A constant force does 12.0 Joules of work pushing a 350 gram block a distance of 2.5 meters up a ramp. The block starts from rest and reaches a speed of 4.75 m/s after being pushed for 2.5 m. The block’s potential energy increases by 5.0 J as it travels this distance. (a) What is the net work (also called the total work) done on the block? (b) What is the coefficient of friction between the block and the ramp?

### 1 Answer

- jcherry_99Lv 79 years agoFavorite Answer
The key is to start with the PE. If the PE increases by 5J it means that the vertical height can be calculated.

PE = 5 J

m = 350 grams * [1 kg / 1000 grams] = 0.350 kg

g = 9.81 m/s^2

h = ??

h = Pe / (g * m)

h = 5 / (9.81 * 0.35)

h = 1.45 meters.

The Kinetic Energy is

KE = 1/2 m*v^2

Ke = 1/2 * 0.35 * 4.75^2

Ke = 3.95 J

The work done on the block is 5 + 3.95 = 8.95 J

Since 12 J was needed to push the block up the ramp 3.05 J [ 12 - 8.95] of work was done against friction.

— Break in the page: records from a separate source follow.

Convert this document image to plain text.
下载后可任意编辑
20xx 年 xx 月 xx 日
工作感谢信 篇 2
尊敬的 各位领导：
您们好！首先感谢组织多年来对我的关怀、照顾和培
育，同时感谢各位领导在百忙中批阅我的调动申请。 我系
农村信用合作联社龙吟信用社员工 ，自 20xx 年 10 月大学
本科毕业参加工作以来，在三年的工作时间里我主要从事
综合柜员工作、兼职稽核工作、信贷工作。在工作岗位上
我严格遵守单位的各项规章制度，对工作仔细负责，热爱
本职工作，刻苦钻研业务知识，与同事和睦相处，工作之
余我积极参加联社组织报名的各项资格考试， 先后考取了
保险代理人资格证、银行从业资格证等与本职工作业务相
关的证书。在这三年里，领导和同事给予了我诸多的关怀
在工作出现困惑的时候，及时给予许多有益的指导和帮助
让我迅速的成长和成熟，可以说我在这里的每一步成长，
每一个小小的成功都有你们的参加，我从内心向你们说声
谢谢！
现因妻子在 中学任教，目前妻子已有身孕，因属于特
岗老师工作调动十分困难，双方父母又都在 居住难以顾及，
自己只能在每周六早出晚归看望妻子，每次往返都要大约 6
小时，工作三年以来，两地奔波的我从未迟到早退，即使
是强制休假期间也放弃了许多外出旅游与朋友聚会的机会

The normal force on the block = mg*sin(theta)

sin(theta) = height / hypotenuse = 1.45 meters/ 2.5 meters = 0.58

m = 0.35

g = 9.81

sin(theta) = 0.58

Normal = 1.99 N

Work done by frictional force = 3.05 J

Frictional force = ???

height = 1.45 m

W = F*h

3.05 = F *1.45

F = 2.01 N

Finally

F = u*N

2.01 = u*1.99

u = 1.0

which is impossible but I invite you to check my work.